From the back cover:
New York Times best-selling author Alison Weir has earned her reputation as the preeminent historian of British royalty. Now with Innocent Traitor, Weir utilizes her vast knowledge and captivating narrative style to craft her first historical novel, choosing Lady Jane Grey—the most sympathetic heroine of Tudor England—as her enthralling subject.
The child of a scheming father and ruthless mother, Jane is born during a time when ambition dictates action. Cousin to Edward VI, Mary I, and Elizabeth I, she is merely a pawn in a political and religious game where one false step means certain demise. But Lady Jane has remarkable qualities that help her withstand the constant pressures of the royal machinery far better than any person could be expected to do.
Weir’s striking novel sweeps readers back through the centuries to witness first-hand one of the most poignant tales from a time of constant scheming and power brokering.
I’ve known of Alison Weir for some time, and always intended to read her nonfiction works. I’ve also long been interested in Lady Jane. As a result, I’ve been looking forward to reading Innocent Traitor ever since I first heard about it.
I’ve only read two other historical fiction novels concerning British monarchy, but this is better than both of them.
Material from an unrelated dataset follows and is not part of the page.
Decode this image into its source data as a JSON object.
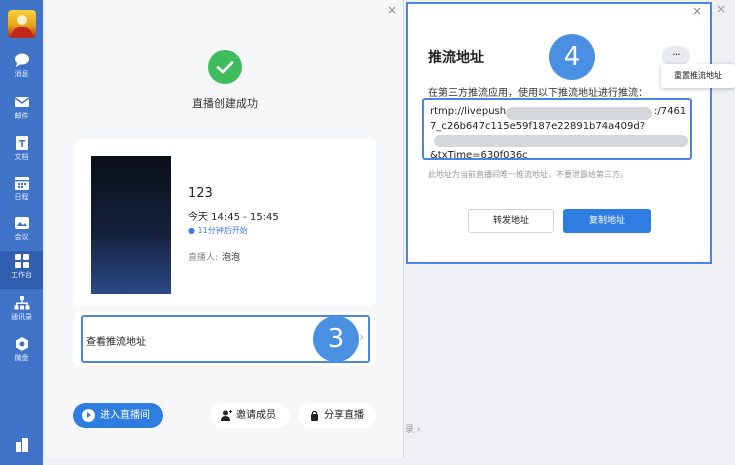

It isn’t dry, dense, or esoteric, thanks to many events being seen through young Jane’s inexperienced eyes, and therefore prompting some explanation from those around her. The story is told in a series of alternating first-person narratives, in which everyone candidly reveals their ambitions and motives, and sometimes their appearances, too. This is a little weird, as who refers to themself as “a bull of a man”?
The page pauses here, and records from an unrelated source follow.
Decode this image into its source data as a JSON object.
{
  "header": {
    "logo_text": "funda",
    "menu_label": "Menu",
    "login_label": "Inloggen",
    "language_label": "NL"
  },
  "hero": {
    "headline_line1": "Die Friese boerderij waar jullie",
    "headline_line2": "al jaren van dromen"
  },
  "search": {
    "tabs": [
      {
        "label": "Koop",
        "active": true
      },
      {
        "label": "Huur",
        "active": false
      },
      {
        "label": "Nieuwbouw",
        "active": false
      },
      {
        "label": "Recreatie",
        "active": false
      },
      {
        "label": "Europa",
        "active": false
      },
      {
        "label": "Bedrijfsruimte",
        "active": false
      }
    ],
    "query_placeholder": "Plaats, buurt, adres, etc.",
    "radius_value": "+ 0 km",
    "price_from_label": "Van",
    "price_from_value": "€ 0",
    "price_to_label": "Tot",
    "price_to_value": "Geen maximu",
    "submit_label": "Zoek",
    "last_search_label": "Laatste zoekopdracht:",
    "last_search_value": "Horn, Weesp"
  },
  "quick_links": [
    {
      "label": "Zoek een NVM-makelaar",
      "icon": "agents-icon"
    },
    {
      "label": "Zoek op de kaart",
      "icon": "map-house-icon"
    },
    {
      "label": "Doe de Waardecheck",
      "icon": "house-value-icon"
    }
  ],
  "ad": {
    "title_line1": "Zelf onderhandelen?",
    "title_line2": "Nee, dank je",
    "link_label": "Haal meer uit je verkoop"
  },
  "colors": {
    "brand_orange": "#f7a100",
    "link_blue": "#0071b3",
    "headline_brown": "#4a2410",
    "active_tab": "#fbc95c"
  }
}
I liked everything about the Tudor court, its intrigue, and the risks involved in holding “heretical” protestant views. Catherine Parr was cooler than I ever expected. Elizabeth I was a “clever minx” (much better than the petulant and fickle characterization she got in Philippa Gregory’s The Virgin’s Lover). Thomas Seymour was fun with his foolish scheming, and John Dudley with his slightly more skilled attempts. Queen Mary was sympathetically rendered, and spoiled Guilford Dudley managed to avoid being romanticized as he was in the film version. I feel as though I have learned as well as been entertained.
But… I had trouble liking Jane. She’s far too perfect, and characters of that sort never endear themselves to me. A quote on the back of the book claims that Weir is trying to rehabilitate Jane’s “merely pathetic” reputation. What she’s done is made her into a Mary Sue. Weir’s scholarship is respected, so probably it’s factually accurate that she possessed the skills mentioned. (Jane can read and write at a young age, is “musically gifted,” is adept at learning languages, and corresponds with a bunch of old dudes about religious matters, to name a few.) However, Weir also fabricates some scenes wherein Jane saves the day: it is she who manages to find something that helps Parr fend off charges of heresy, she who manages to get overlooked in a room so she may overhear pivotal scheming, etc. Oh, and she has red hair. She gets better as she gets older, though her self-righteousness rankles.
Even though Jane is ostensibly the protagonist, the scope is wide enough that, even if one isn’t particularly fond of her, there’s much else to enjoy. If you’ve never tried historical fiction, this is a good place to start. It’s not overly stuffy, and neither does it seem plagued with dubious scholarship. I will definitely be reading any further fiction that Weir produces.